フウタは自らが放った術があっという間に解除されて驚きに目を丸くして固まっていた。
「うわ、ひっでぇなぁ……。」
「鬼畜ですわ……。」
エルはちらりと二人を見た。
「……あなた達が戦えと言ったんでしょう。」
呆れたような声だった。
「なんて、おちゃらけてもいられませんわ。
あと、残り1分半ですわよ!」
「「はい!」」
カグヤの声にはっとして下げていた目線をエルに向き直した。
フウタは円月輪を前に構えて突進をした。
ガキィィィン!!と金属がぶつかる音がして、エルとフウタはぶつかり合った。
「まさか、少年が突進を仕掛けるとは思わなかったよ。」
というと、エルは、ハルバードを右に薙ぎ払い、バックステップでフウタと距離を取った。
「僕は、そんなに力がないので。全身でいかないとダメなんです。」
フウタはそういうと、円月輪を両手で上段に構え上からエルに当てる様に大きく振りかぶった。

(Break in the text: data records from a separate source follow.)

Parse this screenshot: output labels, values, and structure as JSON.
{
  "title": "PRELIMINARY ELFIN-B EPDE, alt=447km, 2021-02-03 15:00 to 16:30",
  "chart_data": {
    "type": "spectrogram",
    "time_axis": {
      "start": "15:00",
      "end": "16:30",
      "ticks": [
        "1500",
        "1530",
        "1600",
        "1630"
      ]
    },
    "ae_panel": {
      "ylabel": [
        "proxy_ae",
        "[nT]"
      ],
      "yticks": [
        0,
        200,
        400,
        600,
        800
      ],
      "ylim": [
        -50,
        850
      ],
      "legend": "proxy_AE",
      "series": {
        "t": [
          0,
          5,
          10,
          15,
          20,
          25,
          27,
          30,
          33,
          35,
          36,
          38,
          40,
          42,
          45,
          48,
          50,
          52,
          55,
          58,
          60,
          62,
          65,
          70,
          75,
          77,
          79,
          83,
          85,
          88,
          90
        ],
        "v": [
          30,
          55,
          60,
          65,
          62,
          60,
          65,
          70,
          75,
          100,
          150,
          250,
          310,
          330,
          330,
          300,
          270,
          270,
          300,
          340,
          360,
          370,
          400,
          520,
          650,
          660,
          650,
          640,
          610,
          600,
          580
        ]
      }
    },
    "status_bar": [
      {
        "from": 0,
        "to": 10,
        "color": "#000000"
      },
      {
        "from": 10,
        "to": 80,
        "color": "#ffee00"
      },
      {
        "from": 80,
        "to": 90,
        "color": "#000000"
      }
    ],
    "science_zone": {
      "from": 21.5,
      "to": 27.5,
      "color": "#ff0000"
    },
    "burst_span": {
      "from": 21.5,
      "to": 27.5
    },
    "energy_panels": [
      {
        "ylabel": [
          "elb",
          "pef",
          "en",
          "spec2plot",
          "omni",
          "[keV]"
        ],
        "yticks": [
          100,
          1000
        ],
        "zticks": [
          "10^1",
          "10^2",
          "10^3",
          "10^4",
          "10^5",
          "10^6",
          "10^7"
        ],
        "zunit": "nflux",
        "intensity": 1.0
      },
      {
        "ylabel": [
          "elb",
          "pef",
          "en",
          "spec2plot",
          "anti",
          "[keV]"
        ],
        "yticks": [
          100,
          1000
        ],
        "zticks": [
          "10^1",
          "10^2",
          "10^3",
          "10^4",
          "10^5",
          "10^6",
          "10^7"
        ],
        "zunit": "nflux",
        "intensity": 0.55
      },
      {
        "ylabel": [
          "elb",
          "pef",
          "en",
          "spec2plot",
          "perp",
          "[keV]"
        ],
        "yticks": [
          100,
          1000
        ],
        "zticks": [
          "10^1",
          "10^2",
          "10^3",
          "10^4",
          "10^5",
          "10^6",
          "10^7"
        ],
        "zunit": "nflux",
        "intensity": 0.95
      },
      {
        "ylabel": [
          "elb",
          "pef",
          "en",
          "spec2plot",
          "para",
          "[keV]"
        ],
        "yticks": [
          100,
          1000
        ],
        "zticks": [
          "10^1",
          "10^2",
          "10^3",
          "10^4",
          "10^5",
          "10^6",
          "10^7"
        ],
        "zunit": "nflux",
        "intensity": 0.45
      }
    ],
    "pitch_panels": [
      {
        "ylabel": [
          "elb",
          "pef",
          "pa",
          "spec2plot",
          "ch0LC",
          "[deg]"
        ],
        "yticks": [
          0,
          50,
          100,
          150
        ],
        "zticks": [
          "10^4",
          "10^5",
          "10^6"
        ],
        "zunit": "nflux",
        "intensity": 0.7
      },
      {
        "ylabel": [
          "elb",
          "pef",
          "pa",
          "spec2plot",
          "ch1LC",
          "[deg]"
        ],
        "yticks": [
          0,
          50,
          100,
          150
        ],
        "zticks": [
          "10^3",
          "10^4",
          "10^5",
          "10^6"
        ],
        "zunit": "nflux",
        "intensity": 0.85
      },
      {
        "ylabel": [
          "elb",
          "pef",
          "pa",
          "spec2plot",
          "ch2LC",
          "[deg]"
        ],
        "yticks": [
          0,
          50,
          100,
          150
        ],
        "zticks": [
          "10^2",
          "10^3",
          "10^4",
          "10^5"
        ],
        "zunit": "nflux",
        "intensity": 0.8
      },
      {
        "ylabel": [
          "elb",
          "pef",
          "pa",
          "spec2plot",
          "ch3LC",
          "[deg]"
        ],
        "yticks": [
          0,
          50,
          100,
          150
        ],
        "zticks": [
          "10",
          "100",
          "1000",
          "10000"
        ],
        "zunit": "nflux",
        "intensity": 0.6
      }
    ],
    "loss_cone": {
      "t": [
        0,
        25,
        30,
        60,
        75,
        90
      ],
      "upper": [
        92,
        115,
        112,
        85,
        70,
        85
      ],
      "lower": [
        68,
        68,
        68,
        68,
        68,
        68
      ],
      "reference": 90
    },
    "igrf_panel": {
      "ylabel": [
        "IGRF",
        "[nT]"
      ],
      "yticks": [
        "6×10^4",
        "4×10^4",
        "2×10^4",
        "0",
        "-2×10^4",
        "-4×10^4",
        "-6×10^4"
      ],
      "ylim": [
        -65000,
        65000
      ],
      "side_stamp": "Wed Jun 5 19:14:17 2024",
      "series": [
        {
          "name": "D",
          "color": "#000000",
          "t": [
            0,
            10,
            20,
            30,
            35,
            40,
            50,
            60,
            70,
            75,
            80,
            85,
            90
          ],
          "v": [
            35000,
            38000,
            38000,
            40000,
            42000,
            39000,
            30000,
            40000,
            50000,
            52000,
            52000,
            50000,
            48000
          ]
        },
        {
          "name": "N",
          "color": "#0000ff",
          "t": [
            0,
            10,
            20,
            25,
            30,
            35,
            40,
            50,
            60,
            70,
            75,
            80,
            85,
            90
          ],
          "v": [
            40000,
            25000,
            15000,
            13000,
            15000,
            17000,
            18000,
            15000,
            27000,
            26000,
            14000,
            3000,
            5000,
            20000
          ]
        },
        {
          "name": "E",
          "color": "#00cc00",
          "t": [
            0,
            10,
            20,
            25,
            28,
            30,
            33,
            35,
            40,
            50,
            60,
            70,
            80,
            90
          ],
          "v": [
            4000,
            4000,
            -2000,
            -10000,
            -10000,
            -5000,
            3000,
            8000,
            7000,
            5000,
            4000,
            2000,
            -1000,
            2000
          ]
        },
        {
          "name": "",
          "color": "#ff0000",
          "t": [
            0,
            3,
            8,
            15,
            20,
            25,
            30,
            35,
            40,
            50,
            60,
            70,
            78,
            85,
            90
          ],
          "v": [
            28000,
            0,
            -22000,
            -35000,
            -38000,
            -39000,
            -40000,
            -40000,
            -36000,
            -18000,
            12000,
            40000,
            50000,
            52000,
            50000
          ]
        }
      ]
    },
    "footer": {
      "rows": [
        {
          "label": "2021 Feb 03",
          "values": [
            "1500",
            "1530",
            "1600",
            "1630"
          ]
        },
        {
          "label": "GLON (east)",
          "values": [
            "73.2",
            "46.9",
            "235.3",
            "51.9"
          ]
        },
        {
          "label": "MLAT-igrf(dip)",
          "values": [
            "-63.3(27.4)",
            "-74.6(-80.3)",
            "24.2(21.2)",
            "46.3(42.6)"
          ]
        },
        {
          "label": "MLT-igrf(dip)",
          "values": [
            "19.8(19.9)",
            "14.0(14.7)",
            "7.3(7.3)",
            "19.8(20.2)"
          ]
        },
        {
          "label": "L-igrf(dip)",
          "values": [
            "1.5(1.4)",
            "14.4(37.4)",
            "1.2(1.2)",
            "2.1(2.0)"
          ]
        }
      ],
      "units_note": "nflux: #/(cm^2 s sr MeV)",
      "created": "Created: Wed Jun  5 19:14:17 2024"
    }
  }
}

フウタの投げた円月輪はエルのハルバードによって払い落とされた。
しかし、それも想定の内だった。
フウタはすぐさまオーブを叩き、落ちた円月輪を回収する。再び攻撃を仕掛けよう円月輪を上段に構えた。
だが——
「胴ががら空きだぞ!少年!」
エルは鋭く踏み込むと、ハルバードの柄をフウタの腹部へと叩き込んだ。
「ぐぅっ!」
衝撃に息を詰まらせたフウタの身体が宙に浮く。そのまま修練場の壁へと叩きつけられた。
「そこまでですわ!」
右手を高く掲げたカグヤの凛とした声が修練場に響き渡った。
「勝負あり、ですわね。」
カグヤは倒れたフウタへ駆け寄る。
「メイさん。レモンのハチミツ漬けと、何かさっぱりする飲み物をお願いします。私はフウタさんの回復に専念しますから。」
「あ、俺アイスコーヒー。」
「あなた、何もしてないでしょう。」
「いや、応援してたから。喉乾いてる。」